Королевская гордость
В стране уже который год пылал мятеж. Крестьянские войска подобрались к городу. Два дня они брали штурмом город, и вот наконец, город пал.
Королева смотрела из окна. Она понимала, что скоро придёт её участь. Но она не понимала, как скоро.
Во дворце раздался шум. Королева оглянулась и побледнела: начался штурм дворца. Она спешно попыталась закрыть дверь шкафом, но всё тщетно: грубая мужская сила одним махом снесла дверь.
И вот, они стоят друг напротив друга: королева и крестьянин.
Не двигайся! — сказал крестьянин. Он прижал её к стенке лицом к стене, и задрал юбку. Она стояла немного сведя ножки. Крестьянин любовался, как неловко она стоит, и как тёплое тело королевы теперь беспомощно стоит перед ним.
Она хотела было закричать и оттолкнуть, но он её изо всех сил шлёпнул по уже обнажённому месту, так, что эхо от шлепка раздалось по всей палате, и она из-за этого растерялась. Её никто никогда в жизни не шлёпал, и никто никогда не смел касаться её, тем более ниже пояса. Ведь это посягательство на королевскую честь! И пока она пыталась осознать, он её уже связал по рукам и ногам. Она пыталась вырваться, но было уже поздно. Её тыл был обнажён, и крестьянин решил незамедлительно этим воспользоваться. Она быстро почувствовала, что вдруг стало очень больно, и вот — внутрь неё, хлюпая, вошло что-то очень горячее.
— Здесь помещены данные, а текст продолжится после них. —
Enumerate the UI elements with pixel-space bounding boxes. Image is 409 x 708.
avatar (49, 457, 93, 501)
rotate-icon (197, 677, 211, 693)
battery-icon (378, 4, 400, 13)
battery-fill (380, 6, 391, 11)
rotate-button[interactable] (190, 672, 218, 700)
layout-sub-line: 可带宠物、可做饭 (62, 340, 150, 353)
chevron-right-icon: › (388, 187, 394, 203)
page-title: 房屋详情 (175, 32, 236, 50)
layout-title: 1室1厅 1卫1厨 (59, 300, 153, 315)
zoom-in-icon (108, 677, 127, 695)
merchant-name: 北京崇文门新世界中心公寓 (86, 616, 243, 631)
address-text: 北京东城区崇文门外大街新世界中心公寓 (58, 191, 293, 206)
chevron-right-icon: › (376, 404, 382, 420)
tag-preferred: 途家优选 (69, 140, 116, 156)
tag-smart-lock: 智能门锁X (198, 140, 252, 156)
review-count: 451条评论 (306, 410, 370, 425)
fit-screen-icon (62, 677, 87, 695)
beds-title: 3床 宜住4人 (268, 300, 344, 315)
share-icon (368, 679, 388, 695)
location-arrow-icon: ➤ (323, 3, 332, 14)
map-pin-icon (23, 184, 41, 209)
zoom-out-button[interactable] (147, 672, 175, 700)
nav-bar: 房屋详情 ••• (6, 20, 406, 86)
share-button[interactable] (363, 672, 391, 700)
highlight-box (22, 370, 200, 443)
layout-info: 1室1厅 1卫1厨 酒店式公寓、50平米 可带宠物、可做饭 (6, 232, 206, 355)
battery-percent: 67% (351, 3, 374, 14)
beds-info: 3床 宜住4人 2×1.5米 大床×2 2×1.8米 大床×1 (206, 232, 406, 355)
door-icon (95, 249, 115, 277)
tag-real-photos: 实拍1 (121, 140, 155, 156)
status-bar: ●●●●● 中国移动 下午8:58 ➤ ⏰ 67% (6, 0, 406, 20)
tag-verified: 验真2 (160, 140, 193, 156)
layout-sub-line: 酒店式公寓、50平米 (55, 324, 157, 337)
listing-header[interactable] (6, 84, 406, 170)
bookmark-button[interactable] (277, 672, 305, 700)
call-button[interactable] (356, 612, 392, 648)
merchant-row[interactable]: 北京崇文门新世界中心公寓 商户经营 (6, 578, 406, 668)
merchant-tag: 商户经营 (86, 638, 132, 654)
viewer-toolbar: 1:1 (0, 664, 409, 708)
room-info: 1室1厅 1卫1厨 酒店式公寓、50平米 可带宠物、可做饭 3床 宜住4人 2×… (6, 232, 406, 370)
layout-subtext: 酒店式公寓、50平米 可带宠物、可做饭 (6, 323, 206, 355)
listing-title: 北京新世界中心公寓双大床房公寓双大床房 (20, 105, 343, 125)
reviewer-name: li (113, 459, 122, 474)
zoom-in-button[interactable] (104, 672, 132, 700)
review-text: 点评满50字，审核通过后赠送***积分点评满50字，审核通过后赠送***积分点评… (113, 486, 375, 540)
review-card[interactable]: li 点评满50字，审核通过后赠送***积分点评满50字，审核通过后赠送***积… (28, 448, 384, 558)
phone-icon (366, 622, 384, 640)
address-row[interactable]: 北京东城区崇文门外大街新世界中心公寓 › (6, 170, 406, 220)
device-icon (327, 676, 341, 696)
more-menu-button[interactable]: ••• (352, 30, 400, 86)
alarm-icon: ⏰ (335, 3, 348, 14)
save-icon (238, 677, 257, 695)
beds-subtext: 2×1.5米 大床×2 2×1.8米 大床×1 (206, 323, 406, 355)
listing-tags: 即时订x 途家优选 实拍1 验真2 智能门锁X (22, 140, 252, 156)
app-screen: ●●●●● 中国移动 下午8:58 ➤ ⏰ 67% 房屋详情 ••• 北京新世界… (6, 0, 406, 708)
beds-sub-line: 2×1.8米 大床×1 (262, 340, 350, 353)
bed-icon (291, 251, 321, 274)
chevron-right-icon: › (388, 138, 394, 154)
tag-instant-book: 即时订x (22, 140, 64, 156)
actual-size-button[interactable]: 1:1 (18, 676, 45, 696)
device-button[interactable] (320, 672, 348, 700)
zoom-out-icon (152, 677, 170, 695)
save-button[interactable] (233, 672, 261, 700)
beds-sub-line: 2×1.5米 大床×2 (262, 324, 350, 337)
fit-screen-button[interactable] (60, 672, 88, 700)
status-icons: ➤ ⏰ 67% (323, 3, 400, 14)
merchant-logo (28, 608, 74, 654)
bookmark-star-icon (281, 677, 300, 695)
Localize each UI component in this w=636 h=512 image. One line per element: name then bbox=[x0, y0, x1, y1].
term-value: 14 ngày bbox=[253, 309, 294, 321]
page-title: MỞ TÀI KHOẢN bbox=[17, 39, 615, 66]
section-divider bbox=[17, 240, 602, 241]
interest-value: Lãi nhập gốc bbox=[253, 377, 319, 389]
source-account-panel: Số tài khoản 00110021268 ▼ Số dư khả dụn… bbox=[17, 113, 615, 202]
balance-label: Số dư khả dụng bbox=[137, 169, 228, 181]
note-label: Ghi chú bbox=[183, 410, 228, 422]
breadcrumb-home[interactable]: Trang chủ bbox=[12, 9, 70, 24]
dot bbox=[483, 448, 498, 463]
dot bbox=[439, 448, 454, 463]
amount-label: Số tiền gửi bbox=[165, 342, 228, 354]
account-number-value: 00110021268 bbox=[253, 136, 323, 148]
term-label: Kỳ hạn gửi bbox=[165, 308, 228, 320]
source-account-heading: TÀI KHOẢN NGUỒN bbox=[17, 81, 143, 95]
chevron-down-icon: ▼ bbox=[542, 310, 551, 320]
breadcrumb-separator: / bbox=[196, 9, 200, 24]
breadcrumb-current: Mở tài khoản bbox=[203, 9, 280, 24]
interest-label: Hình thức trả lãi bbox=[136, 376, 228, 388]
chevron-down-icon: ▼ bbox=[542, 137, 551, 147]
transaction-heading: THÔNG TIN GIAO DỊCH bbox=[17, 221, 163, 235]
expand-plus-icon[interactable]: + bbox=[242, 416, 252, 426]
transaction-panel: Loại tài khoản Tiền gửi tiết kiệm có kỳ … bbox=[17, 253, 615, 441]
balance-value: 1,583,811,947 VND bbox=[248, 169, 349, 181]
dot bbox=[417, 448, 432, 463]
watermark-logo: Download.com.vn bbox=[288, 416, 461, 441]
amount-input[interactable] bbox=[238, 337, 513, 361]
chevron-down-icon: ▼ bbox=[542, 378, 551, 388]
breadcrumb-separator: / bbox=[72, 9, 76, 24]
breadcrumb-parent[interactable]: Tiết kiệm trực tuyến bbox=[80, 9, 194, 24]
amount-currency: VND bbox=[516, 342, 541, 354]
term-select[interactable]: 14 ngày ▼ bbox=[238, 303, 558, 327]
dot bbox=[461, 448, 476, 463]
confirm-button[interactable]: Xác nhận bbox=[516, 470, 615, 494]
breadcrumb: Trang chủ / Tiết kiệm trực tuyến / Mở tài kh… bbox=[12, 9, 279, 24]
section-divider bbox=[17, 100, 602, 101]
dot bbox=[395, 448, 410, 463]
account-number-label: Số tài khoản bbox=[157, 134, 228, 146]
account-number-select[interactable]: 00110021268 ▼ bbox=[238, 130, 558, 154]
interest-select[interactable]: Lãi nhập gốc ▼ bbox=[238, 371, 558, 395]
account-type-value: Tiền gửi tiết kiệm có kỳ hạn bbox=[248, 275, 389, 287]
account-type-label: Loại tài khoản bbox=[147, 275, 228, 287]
Она всё поняла Всей её высокой жизни, всей её королевской стати, всей её королевской чести теперь пришёл конец.
Крестьянин оттащил её к кровати, и толкнул вперёд. О нет, что случилось! Такого нельзя было даже представить: её Величество машинально встала на колени, сама этого не ожидая, и она поняла, какой позор с ней происходит! Она, могущественнейшая королева, теперь стоит на коленях в томном ожидании самого большого унижения в своей жизни.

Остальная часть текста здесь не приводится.